Por outro lado, o relatório levanta dúvidas metodológicas só desculpáveis porque nenhum dos membros da comissão é investigador ou académico. Apesar do meu respeito e empatia por estes profissionais de indiscutível competência clínica, esta fragilidade afecta, por tabela, a sua argumentação. O documento agora disponibilizado não tem referências concretas aos estudos internacionais em que se baseou. E a pesquisa nas resvistas científicas de gestão da Saúde, indica-nos uma grande diversidade de modelos que poderiam justificar outras recomendações, quiçá mais racionais e sem questionar a equidade. Preocupados com a sustentabilidade do SNS?

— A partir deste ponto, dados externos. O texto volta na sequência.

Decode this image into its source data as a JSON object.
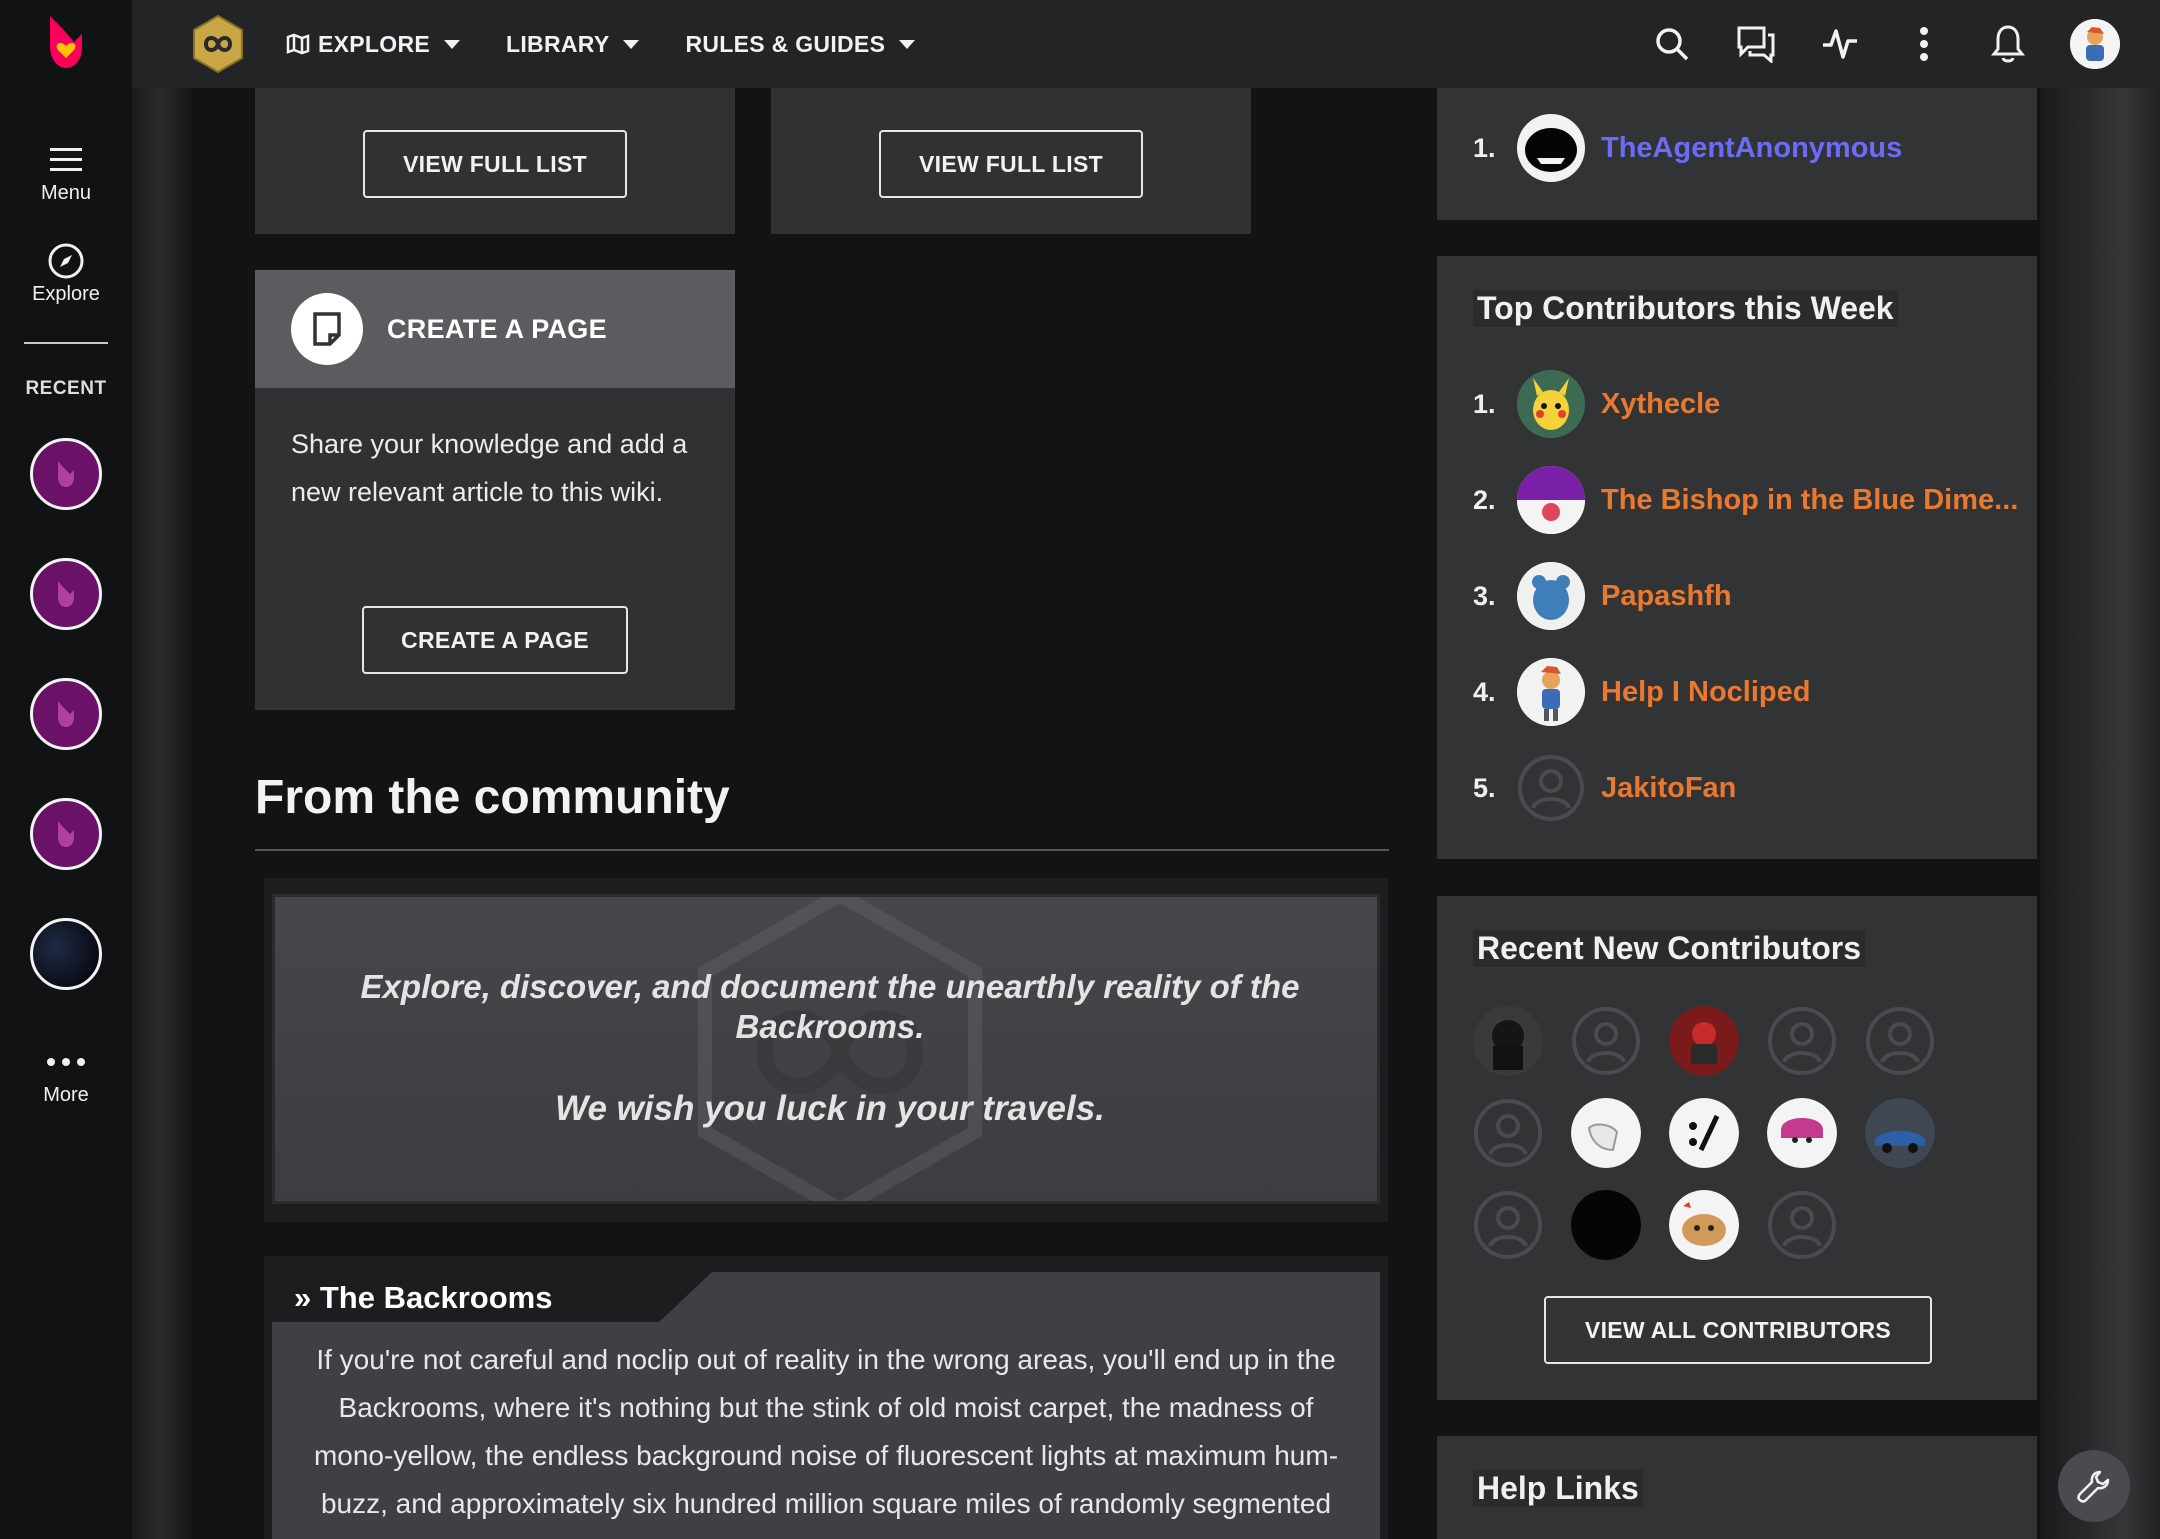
{
  "global_nav": {
    "menu_label": "Menu",
    "explore_label": "Explore",
    "recent_label": "RECENT",
    "more_label": "More",
    "recent_items": [
      "fandom-wiki-1",
      "fandom-wiki-2",
      "fandom-wiki-3",
      "fandom-wiki-4",
      "night-wiki"
    ]
  },
  "header": {
    "nav": [
      {
        "label": "EXPLORE",
        "icon": "map-icon"
      },
      {
        "label": "LIBRARY"
      },
      {
        "label": "RULES & GUIDES"
      }
    ],
    "icons": [
      "search-icon",
      "discussions-icon",
      "activity-icon",
      "more-vertical-icon",
      "bell-icon"
    ]
  },
  "cards": {
    "view_full_list_left": "VIEW FULL LIST",
    "view_full_list_right": "VIEW FULL LIST",
    "create_page": {
      "title": "CREATE A PAGE",
      "description": "Share your knowledge and add a new relevant article to this wiki.",
      "button": "CREATE A PAGE"
    }
  },
  "community": {
    "title": "From the community",
    "banner_line1": "Explore, discover, and document the unearthly reality of the Backrooms.",
    "banner_line2": "We wish you luck in your travels.",
    "backrooms_title": "» The Backrooms",
    "backrooms_body": "If you're not careful and noclip out of reality in the wrong areas, you'll end up in the Backrooms, where it's nothing but the stink of old moist carpet, the madness of mono-yellow, the endless background noise of fluorescent lights at maximum hum-buzz, and approximately six hundred million square miles of randomly segmented empty rooms to be trapped in. God save you if you hear something"
  },
  "rail": {
    "top_alltime": [
      {
        "rank": "1.",
        "name": "TheAgentAnonymous"
      }
    ],
    "top_week_title": "Top Contributors this Week",
    "top_week": [
      {
        "rank": "1.",
        "name": "Xythecle"
      },
      {
        "rank": "2.",
        "name": "The Bishop in the Blue Dime..."
      },
      {
        "rank": "3.",
        "name": "Papashfh"
      },
      {
        "rank": "4.",
        "name": "Help I Nocliped"
      },
      {
        "rank": "5.",
        "name": "JakitoFan"
      }
    ],
    "new_contrib_title": "Recent New Contributors",
    "view_all_button": "VIEW ALL CONTRIBUTORS",
    "help_links_title": "Help Links"
  },
  "colors": {
    "accent_orange": "#e8792f",
    "link_blue": "#6a6cf6",
    "fandom_pink": "#fa005a",
    "recent_purple": "#6a1168"
  }
}
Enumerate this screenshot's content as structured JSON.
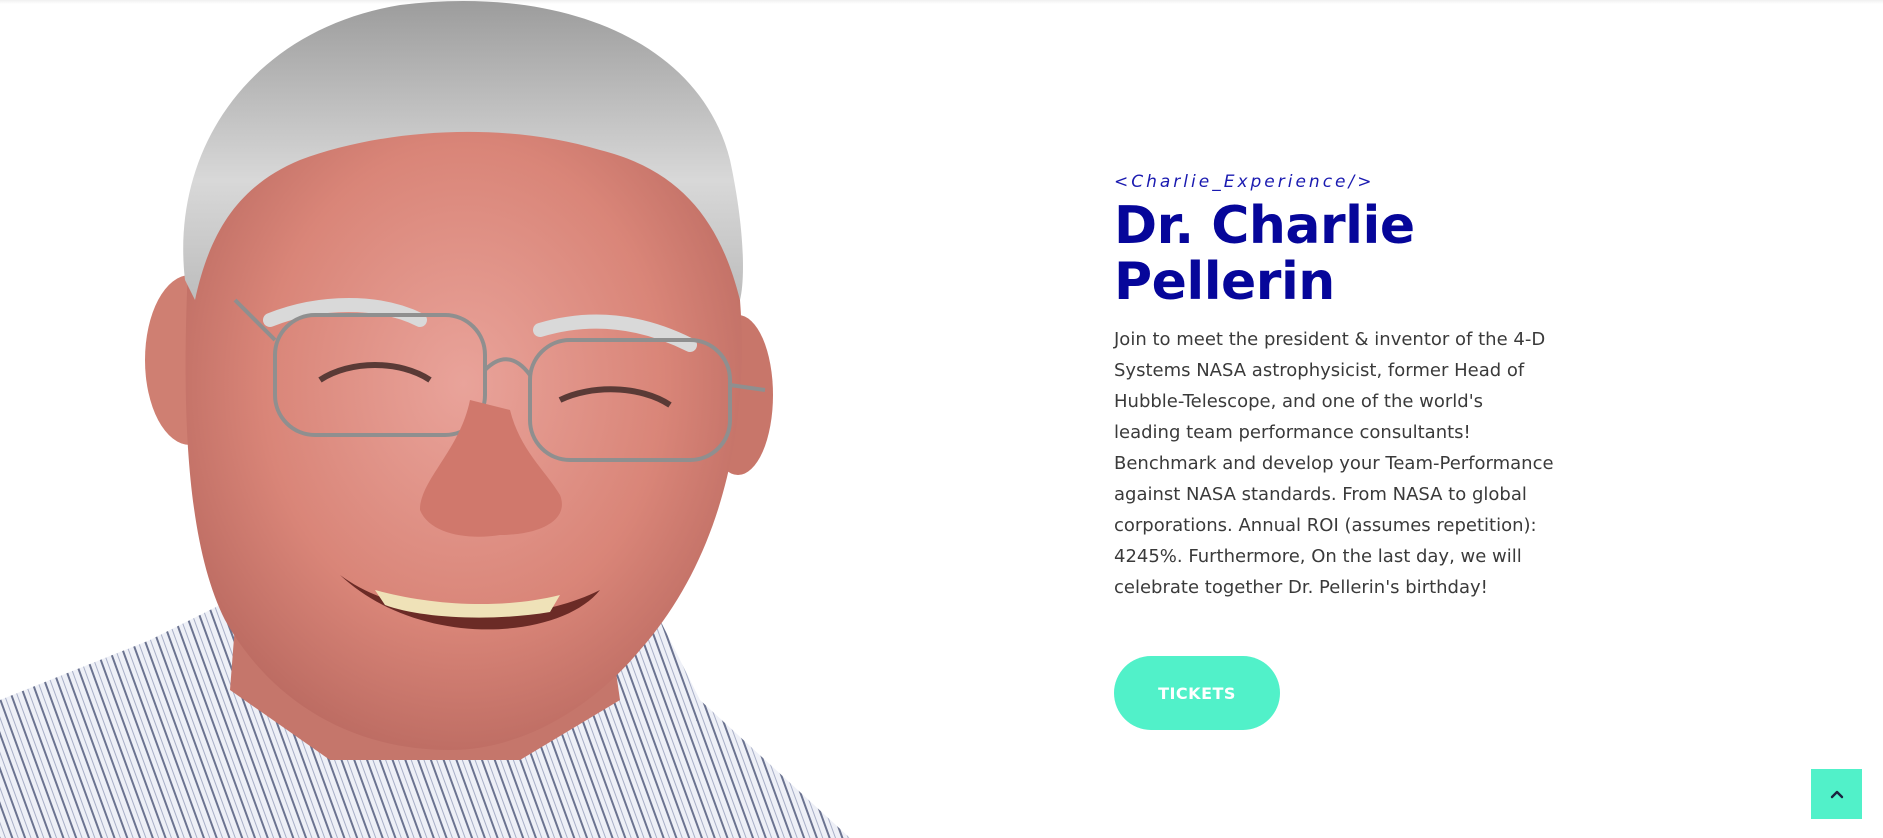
{
  "speaker": {
    "eyebrow": "<Charlie_Experience/>",
    "name_line1": "Dr. Charlie",
    "name_line2": "Pellerin",
    "description": "Join to meet the president & inventor of the 4-D Systems NASA astrophysicist, former Head of Hubble-Telescope, and one of the world's leading team performance consultants! Benchmark and develop your Team-Performance against NASA standards. From NASA to global corporations. Annual ROI (assumes repetition): 4245%. Furthermore, On the last day, we will celebrate together Dr. Pellerin's birthday!"
  },
  "actions": {
    "tickets_label": "TICKETS",
    "scroll_top_icon": "chevron-up-icon"
  },
  "colors": {
    "accent": "#51f1c9",
    "heading": "#06069a",
    "body_text": "#3a3a3a"
  }
}
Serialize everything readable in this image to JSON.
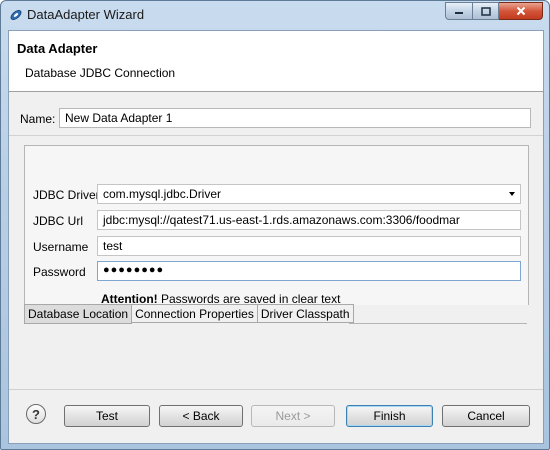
{
  "window": {
    "title": "DataAdapter Wizard"
  },
  "header": {
    "title": "Data Adapter",
    "subtitle": "Database JDBC Connection"
  },
  "name": {
    "label": "Name:",
    "value": "New Data Adapter 1"
  },
  "jdbc": {
    "driver_label": "JDBC Driver",
    "driver_value": "com.mysql.jdbc.Driver",
    "url_label": "JDBC Url",
    "url_value": "jdbc:mysql://qatest71.us-east-1.rds.amazonaws.com:3306/foodmar",
    "username_label": "Username",
    "username_value": "test",
    "password_label": "Password",
    "password_value": "●●●●●●●●",
    "attention_bold": "Attention!",
    "attention_text": " Passwords are saved in clear text"
  },
  "tabs": [
    "Database Location",
    "Connection Properties",
    "Driver Classpath"
  ],
  "buttons": {
    "help": "?",
    "test": "Test",
    "back": "< Back",
    "next": "Next >",
    "finish": "Finish",
    "cancel": "Cancel"
  },
  "colors": {
    "accent": "#3c7fb1",
    "title_gradient": "#b9cfe6",
    "close": "#c23b1e"
  }
}
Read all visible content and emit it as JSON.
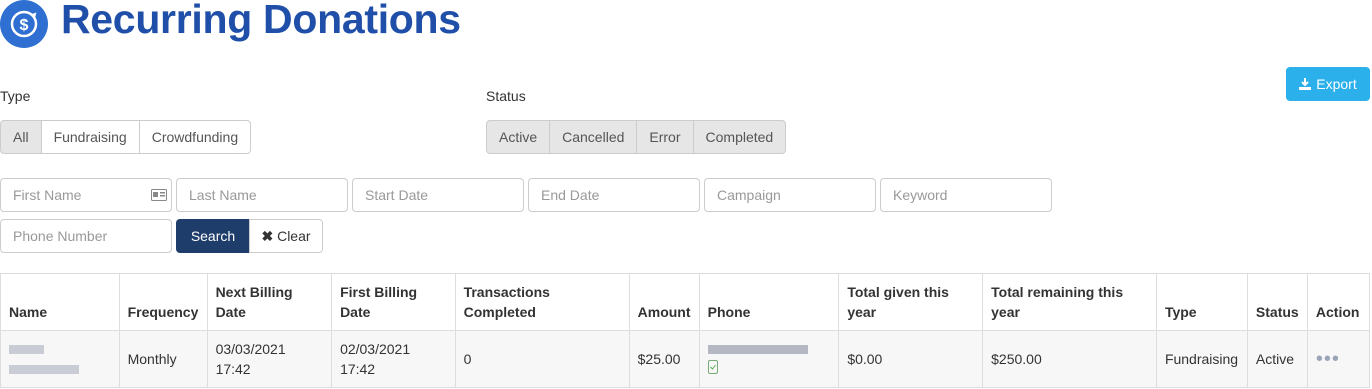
{
  "page": {
    "title": "Recurring Donations"
  },
  "filters": {
    "type_label": "Type",
    "type_options": [
      "All",
      "Fundraising",
      "Crowdfunding"
    ],
    "status_label": "Status",
    "status_options": [
      "Active",
      "Cancelled",
      "Error",
      "Completed"
    ]
  },
  "search": {
    "first_name": "First Name",
    "last_name": "Last Name",
    "start_date": "Start Date",
    "end_date": "End Date",
    "campaign": "Campaign",
    "keyword": "Keyword",
    "phone": "Phone Number",
    "search_label": "Search",
    "clear_label": "Clear"
  },
  "toolbar": {
    "export_label": "Export"
  },
  "table": {
    "headers": [
      "Name",
      "Frequency",
      "Next Billing Date",
      "First Billing Date",
      "Transactions Completed",
      "Amount",
      "Phone",
      "Total given this year",
      "Total remaining this year",
      "Type",
      "Status",
      "Action"
    ],
    "rows": [
      {
        "frequency": "Monthly",
        "next_billing_date": "03/03/2021",
        "next_billing_time": "17:42",
        "first_billing_date": "02/03/2021",
        "first_billing_time": "17:42",
        "transactions": "0",
        "amount": "$25.00",
        "total_given": "$0.00",
        "total_remaining": "$250.00",
        "type": "Fundraising",
        "status": "Active",
        "action": "•••"
      }
    ]
  },
  "colors": {
    "brand": "#1f4fa8",
    "export": "#2bb0ec",
    "search": "#1f3d6b"
  }
}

Atentemos também no facto de, aparentemente, se ter perdido a oportunidade de partilhar o risco com os novos hospitais em Parceria Público-Privado, que ficaram fora desta reconfiguração. Ou seja, para o Estado, a oportunidade para modernizar, a expensas privadas, uma parte significativa da rede de urgências do país parece ter passado ao lado, tal como uma diversidade de novas abordagens organizacionais. Por exemplo, em 2001, a Audit Commission, do Reino Unido, publicou o relatório ‘Reforming Emergency Care’ que clarificava opções organizacionais e desafios de competências multi-profissionais necessárias para satisfazer as novas necessidades de cuidados de Saúde das populações. Este relatório português parece ter-se auto-limitado a uma visão geográfica e quilométrica do fenómeno. Não faz qualquer alusão à evolução do perfil do utilizador dos SU, à exclusão dos médicos de medicina interna do centro deste processo, às elevadas taxas de reinternamentos, não alude à escassez de médicos especialistas em grandes áreas geográficas, nem ao facto de mais de 50% dos utentes dos SU não serem caracter urgente, conforme comprovado pelo Protocolo de Triagem de Manchester.
Ainda não constatamos, como os finlandeses, que mais de metade dos problemas de Saúde se resolvem fora SU e com o apoio do sector social."